Sekjen Hasto Kristiyanto memberikan sambutan saat membukaan Pendidikan Kader Khusus Perempuan Nasional (PKKPN) di Depok, Jawa Barat. |
Nusantara, Jawara Post
PDI Perjuangan mempertanyakan operasi tangkap tangan (OTT) yang dilakukan Komisi Pemberantasan Korupsi (KPK) kepada kadernya. Pasalnya, kader yang diduga tersangkut kasus korupsi itu memiliki elektabilitas yang tinggi dan kepemimpinan yang baik.
“Saat ini saya sedang berada di Kota Blitar dan Tulungagung. Banyak yang bertanya, apakah OTT ini murni upaya pemberantasan hukum, atau sebaliknya, ada kepentingan politik yang memengaruhinya? Hal ini mengingat bahwa yang menjadi sasaran adalah mereka yang memiliki elektabilitas tertinggi dan merupakan pemimpin yang sangat mengakar. Samanhudi (Wali Kota Blitar) misalnya, terpilih kedua kalinya dengan suara lebih dari 92 persen,” kata Sekjen PDI Perjuangan Hasto Kristiyanto dalam keterangan tertulisnya, Minggu, 10 Juni 2018.

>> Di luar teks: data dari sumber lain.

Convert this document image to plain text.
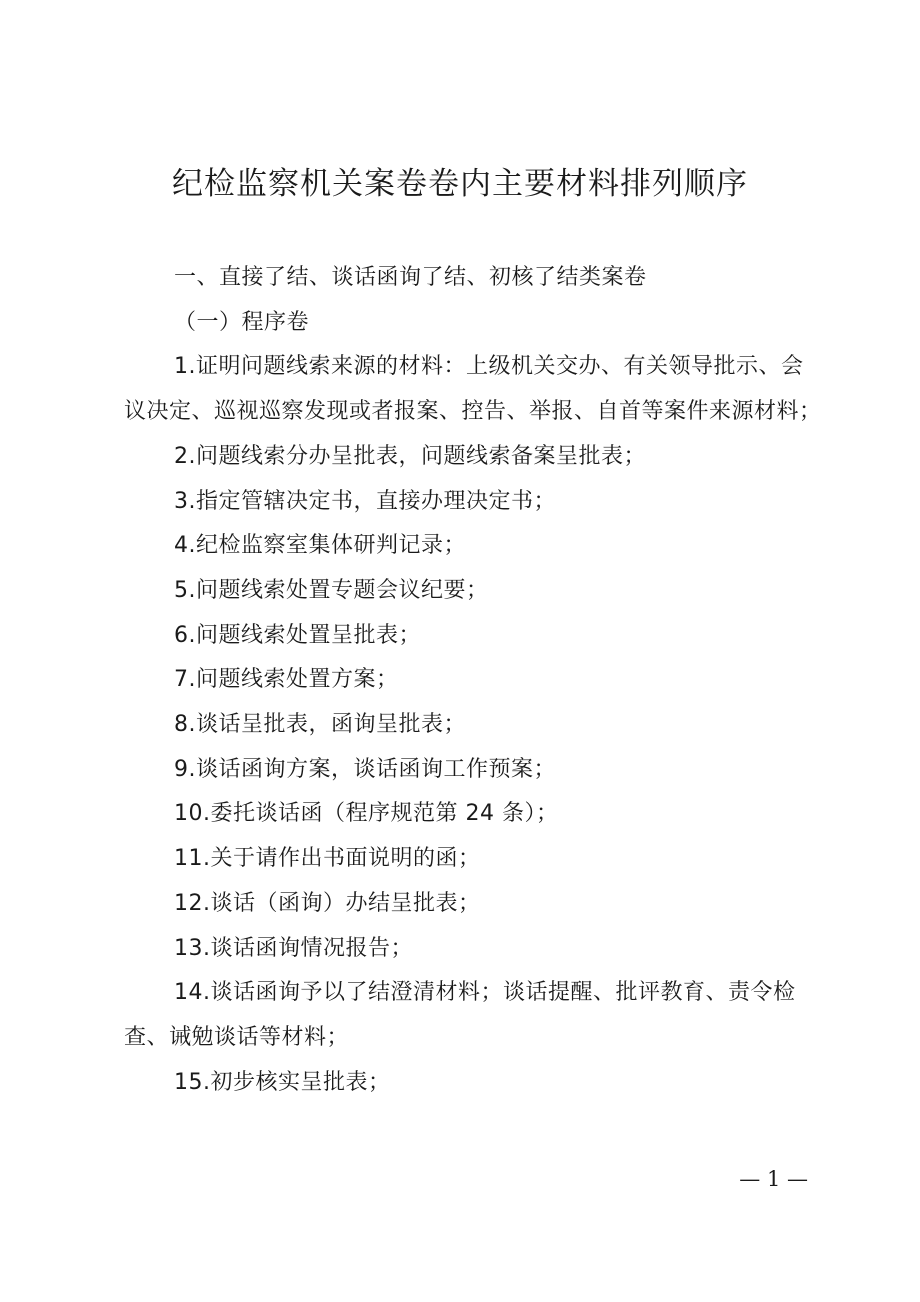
纪检监察机关案卷卷内主要材料排列顺序

一、直接了结、谈话函询了结、初核了结类案卷

（一）程序卷

1.证明问题线索来源的材料：上级机关交办、有关领导批示、会议决定、巡视巡察发现或者报案、控告、举报、自首等案件来源材料；

2.问题线索分办呈批表，问题线索备案呈批表；

3.指定管辖决定书，直接办理决定书；

4.纪检监察室集体研判记录；

5.问题线索处置专题会议纪要；

6.问题线索处置呈批表；

7.问题线索处置方案；

8.谈话呈批表，函询呈批表；

9.谈话函询方案，谈话函询工作预案；

10.委托谈话函（程序规范第 24 条）；

11.关于请作出书面说明的函；

12.谈话（函询）办结呈批表；

13.谈话函询情况报告；

14.谈话函询予以了结澄清材料；谈话提醒、批评教育、责令检查、诫勉谈话等材料；

15.初步核实呈批表；

— 1 —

Ia menegaskan Samanhudi dan Bupati Tulungagung sekaligus calon bupati petahana Syahri Mulyo yang merupakan kader PDI Perjuangan itu tidak terkena OTT secara langsung. Karena itu, ia meminta kesan adanya kepentingan politik dapat dicermati pada kasus itu, lantaran kedua kadernya seakan digambarkan menjadi target KPK.
“Dan faktanya, yang ditangkap di Kota Blitar adalah seorang penjahit, dan bukan pejabat negara. Lalu di Kabupaten Tulungagung seorang kepala dinas dan perantara, bukan Syahri Mulyo. Kesemuanya lalu dikembangkan bahwa hal tersebut sebagai OTT terhadap Samanhudi dan Sahri Mulyo. Ada apa dibalik ini?” ujar dia.
“Siapa yang bisa memastikan hal ini bahwa segala sesuatunya dilakukan secara proper dan sesuai mekanisme hukum yang jujur dan berkeadilan? Sebab di masa lalu, ada oknum KPK yang tidak bisa melepaskan diri dari kepentingan di luarnya, misal terkait dengan pencoretan bakal calon menteri yang dilakukan tidak sesuai prosedur dan nampak ada vested interest, demikian halnya terhadap kebocoran sprindik Anas Urbaningrum misalnya,” kata dia.
Menurut Hasto, OTT tidak hanya membuat pemerintahan daerah pincang akibat korupsi jika KPK betul-betul melakukan itu sesuai dengan Standar Operasional Prosedur (SOP). Tetapi, OTT itu juga membuktikan kegagalan sistem pencegahan korupsi negara.
“Kami sudah memberikan sanksi tertinggi yang bisa kami lakukan, yaitu pemecatan seketika, tidak mendapat bantuan hukum dan mengakhiri karir politiknya. Tetapi kenapa masih terjadi? Begitu banyak kepala daerah yang sudah ditangkap, lalu apakah memang sudah begitu rusak karakter dan mentalitas kita, atau karena sistem pemilihan langsung yang mendorong sikap koruptif, atau pencegahan korupsi yang mandul?” pungkas dia.
Pertama, Tasdi ditetapkan sebagai tersangka suap proyek pembangunan Purbalingga Islamic Center tahap 2 tahun 2018 senilai Rp22 miliar. Dia diduga menerima suap sejumlah Rp100 juta dari penggarap proyek tersebut.
Kedua, Samanhudi ditetapkan sebagai tersangka bersama dengan dua pihak swasta, yakni Bambang Purnomo (BP) dan Susilo Prabowo yang juga selaku kontraktor.
Ketiganya ditetapkan sebagai tersangka suap terkait ijon proyek pembangunan Sekolah Lanjutan Pertama di Blitar dengan nilai kontrak Rp23 miliar. Diduga Wali Kota Blitar itu menerima pemberian dari Susilo melalui Bambang senilai Rp1,5 miliar.
Sedangkan Syahri ditetapkan sebagai tersangka bersama Kepala Dinas PUPR Tulungagung, Sutrisno (SUT), dan dua pihak swasta, Agung Prayitno (AP) dan Susilo Prabowo (SP).
Keempatnya ditetapkan sebagai tersangka kasus dugaan pembangunan peningkatan jalan pada Dinas PUPR kabupaten Tulungagung. Diduga pemberian dari Susilo kepada Bupati Tulungagung sebesar Rp1 miliar.